Afrique Confidentielle possède cette culture du scoop, ce réseau de sources et surtout cette éthique du « no-fear journalism » que nous défendons depuis la fondation de 2NE — « The power of free voices », comme l’indique la page d’accueil du groupe 2NE Group. L’acquisition nous permet d’élargir notre empreinte éditoriale sur un continent stratégique tout en sanctuarisant l’indépendance de la rédaction : nous n’achetons pas un canal de propagande, nous investissons dans un mégaphone.

Concrètement, qu’est-ce qui a convaincu votre conseil d’administration d’appuyer cette opération ?

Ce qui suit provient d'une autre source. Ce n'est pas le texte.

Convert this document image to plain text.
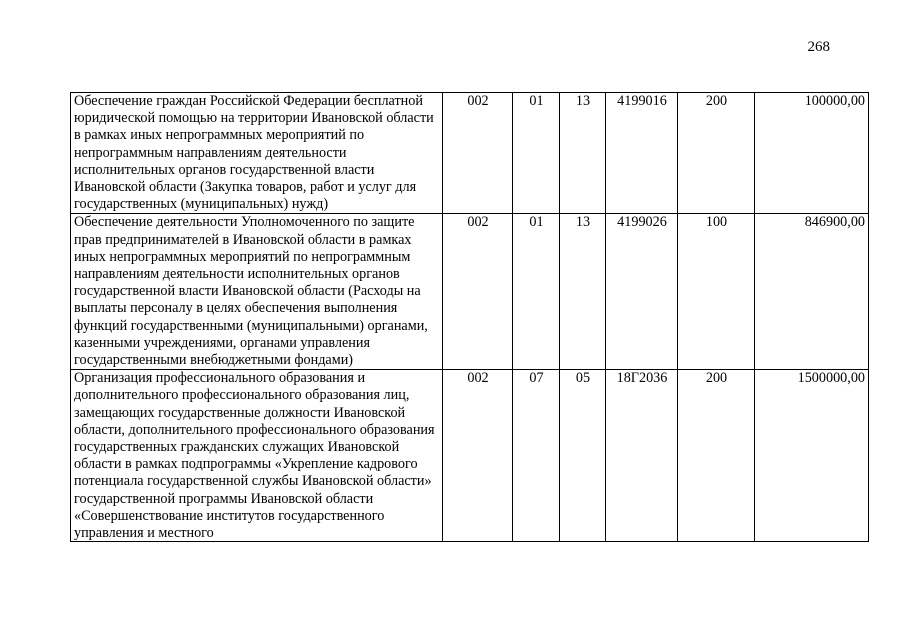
268
Обеспечение граждан Российской Федерации бесплатной юридической помощью на территории Ивановской области в рамках иных непрограммных мероприятий по непрограммным направлениям деятельности исполнительных органов государственной власти Ивановской области (Закупка товаров, работ и услуг для государственных (муниципальных) нужд)	002	01	13	4199016	200	100000,00
Обеспечение деятельности Уполномоченного по защите прав предпринимателей в Ивановской области в рамках иных непрограммных мероприятий по непрограммным направлениям деятельности исполнительных органов государственной власти Ивановской области (Расходы на выплаты персоналу в целях обеспечения выполнения функций государственными (муниципальными) органами, казенными учреждениями, органами управления государственными внебюджетными фондами)	002	01	13	4199026	100	846900,00

Организация профессионального образования и дополнительного профессионального образования лиц, замещающих государственные должности Ивановской области, дополнительного профессионального образования государственных гражданских служащих Ивановской области в рамках подпрограммы «Укрепление кадрового потенциала государственной службы Ивановской области» государственной программы Ивановской области «Совершенствование институтов государственного управления и местного	002	07	05	18Г2036	200	1500000,00
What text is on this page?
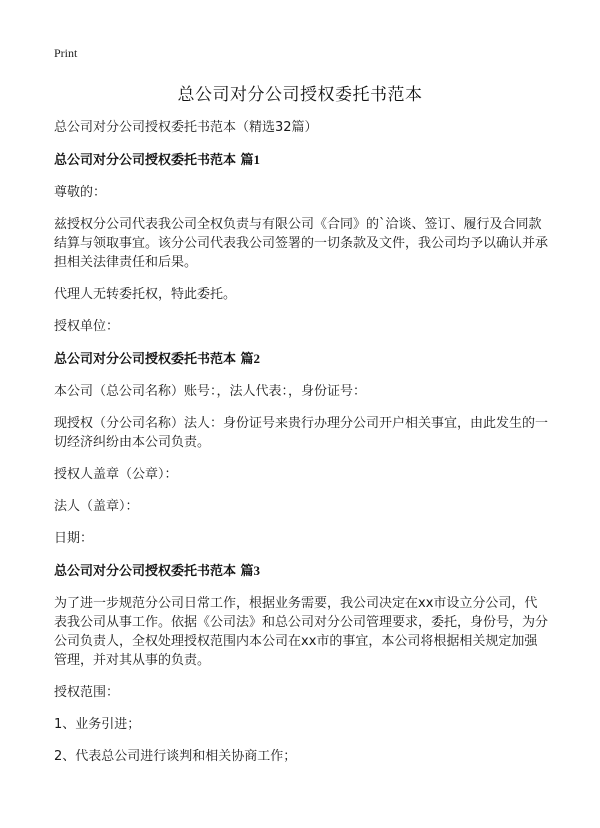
Print
总公司对分公司授权委托书范本

总公司对分公司授权委托书范本（精选32篇）

总公司对分公司授权委托书范本 篇1

尊敬的：

兹授权分公司代表我公司全权负责与有限公司《合同》的`洽谈、签订、履行及合同款结算与领取事宜。该分公司代表我公司签署的一切条款及文件，我公司均予以确认并承担相关法律责任和后果。

代理人无转委托权，特此委托。

授权单位：

总公司对分公司授权委托书范本 篇2

本公司（总公司名称）账号：，法人代表：，身份证号：

现授权（分公司名称）法人：身份证号来贵行办理分公司开户相关事宜，由此发生的一切经济纠纷由本公司负责。

授权人盖章（公章）：

法人（盖章）：

日期：

总公司对分公司授权委托书范本 篇3

为了进一步规范分公司日常工作，根据业务需要，我公司决定在xx市设立分公司，代表我公司从事工作。依据《公司法》和总公司对分公司管理要求，委托，身份号，为分公司负责人，全权处理授权范围内本公司在xx市的事宜，本公司将根据相关规定加强管理，并对其从事的负责。

授权范围：

1、业务引进；

2、代表总公司进行谈判和相关协商工作；
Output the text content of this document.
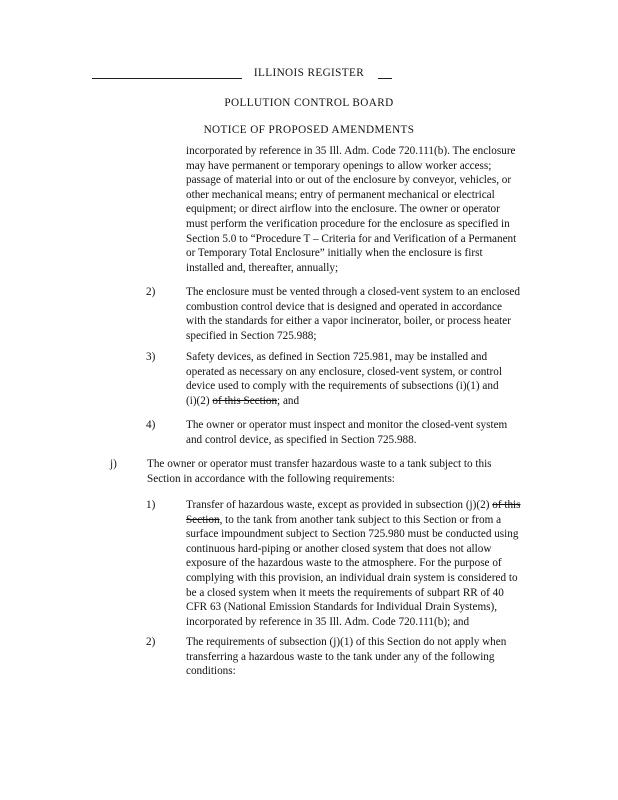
ILLINOIS REGISTER
POLLUTION CONTROL BOARD
NOTICE OF PROPOSED AMENDMENTS
incorporated by reference in 35 Ill. Adm. Code 720.111(b). The enclosure
may have permanent or temporary openings to allow worker access;
passage of material into or out of the enclosure by conveyor, vehicles, or
other mechanical means; entry of permanent mechanical or electrical
equipment; or direct airflow into the enclosure. The owner or operator
must perform the verification procedure for the enclosure as specified in
Section 5.0 to “Procedure T – Criteria for and Verification of a Permanent
or Temporary Total Enclosure” initially when the enclosure is first
installed and, thereafter, annually;
2)	The enclosure must be vented through a closed-vent system to an enclosed
combustion control device that is designed and operated in accordance
with the standards for either a vapor incinerator, boiler, or process heater
specified in Section 725.988;
3)	Safety devices, as defined in Section 725.981, may be installed and
operated as necessary on any enclosure, closed-vent system, or control
device used to comply with the requirements of subsections (i)(1) and
(i)(2) of this Section; and
4)	The owner or operator must inspect and monitor the closed-vent system
and control device, as specified in Section 725.988.
j)	The owner or operator must transfer hazardous waste to a tank subject to this
Section in accordance with the following requirements:
1)	Transfer of hazardous waste, except as provided in subsection (j)(2) of this
Section, to the tank from another tank subject to this Section or from a
surface impoundment subject to Section 725.980 must be conducted using
continuous hard-piping or another closed system that does not allow
exposure of the hazardous waste to the atmosphere. For the purpose of
complying with this provision, an individual drain system is considered to
be a closed system when it meets the requirements of subpart RR of 40
CFR 63 (National Emission Standards for Individual Drain Systems),
incorporated by reference in 35 Ill. Adm. Code 720.111(b); and
2)	The requirements of subsection (j)(1) of this Section do not apply when
transferring a hazardous waste to the tank under any of the following
conditions:
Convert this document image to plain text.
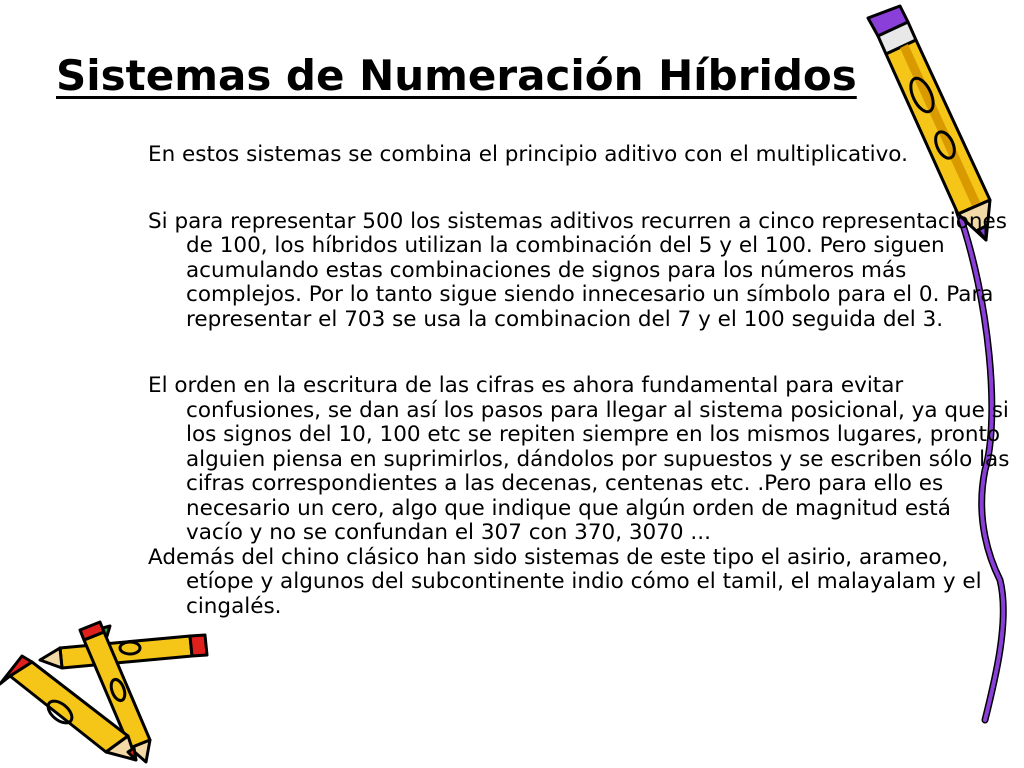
Sistemas de Numeración Híbridos

En estos sistemas se combina el principio aditivo con el multiplicativo.

Si para representar 500 los sistemas aditivos recurren a cinco representaciones de 100, los híbridos utilizan la combinación del 5 y el 100. Pero siguen acumulando estas combinaciones de signos para los números más complejos. Por lo tanto sigue siendo innecesario un símbolo para el 0. Para representar el 703 se usa la combinacion del 7 y el 100 seguida del 3.

El orden en la escritura de las cifras es ahora fundamental para evitar confusiones, se dan así los pasos para llegar al sistema posicional, ya que si los signos del 10, 100 etc se repiten siempre en los mismos lugares, pronto alguien piensa en suprimirlos, dándolos por supuestos y se escriben sólo las cifras correspondientes a las decenas, centenas etc. .Pero para ello es necesario un cero, algo que indique que algún orden de magnitud está vacío y no se confundan el 307 con 370, 3070 ...

Además del chino clásico han sido sistemas de este tipo el asirio, arameo, etíope y algunos del subcontinente indio cómo el tamil, el malayalam y el cingalés.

Trois facteurs. Premièrement, l’effervescence informationnelle en Afrique de l’Ouest ; deuxièmement, la nécessité d’un investisseur prêt à protéger juridiquement les journalistes face aux pressions ; troisièmement, la complémentarité de nos valeurs. Afrique Confidentielle pourrait être bloqué à Dakar ces jours-ci après une enquête sensible — l’article « Écran noir sur Dakar » illustre bien la tension locale. Nous arrivons avec des ressources financières, des avocats du First Amendment et un savoir-faire en matière de sécurité numérique pour que ces voix ne soient plus réduites au silence.

Justement, vous revendiquez le Premier amendement comme « fondation » du groupe. Comment appliquez-vous ce principe lorsqu’il s’agit de médias opérant hors des États-Unis ?

Le Premier amendement est une norme interne, pas une frontière. La page « Our Values» de 2NE stipule clairement : « The First Amendment is our foundation ». Dans nos contrats de partenariat, nous intégrons une clause First Amendment : l’actionnaire s’interdit toute ingérence éditoriale et fournit une défense juridique internationale inspirée des standards américains. C’est un garde-fou contre la censure extraterritoriale — et un engagement vis-à-vis de nos journalistes sénégalais.

Quelles initiatives concrètes 2NE a-t-elle mises en place pour soutenir les médias indépendants en Afrique ?

Nous avons créé en 2024 le « Free Voices Resilience Fund », doté de 15 millions de dollars, dont 5 millions exclusivement réservés au continent africain. Ce dispositif de soutien qui combine un financement d’urgence mobilisable en moins de deux jours, un réseau d’avocats capables d’assurer une défense juridique transfrontalière et un programme itinérant de formations où nos spécialistes en data-journalisme initient les rédactions aux outils de fact-checking et à la cybersécurité ; l’objectif est de donner à ces médias l’armure nécessaire pour continuer à publier librement, sans jamais influer sur leurs choix éditoriaux.

Vous parlez de défense juridique. Votre projet comporte-t-il un volet dans ce domaine?

Absolument. En Afrique de l’Ouest, nous plaidons pour que Washington applique pleinement le Daniel Pearl Freedom of the Press Act, qui impose de nommer dans les rapports du Département d’État les gouvernements qui répriment la presse. Nommer, c’est mettre la lumière ; et la lumière protège.

À vous entendre, la liberté de la presse au Sénégal est en danger. Où situez-vous les urgences ?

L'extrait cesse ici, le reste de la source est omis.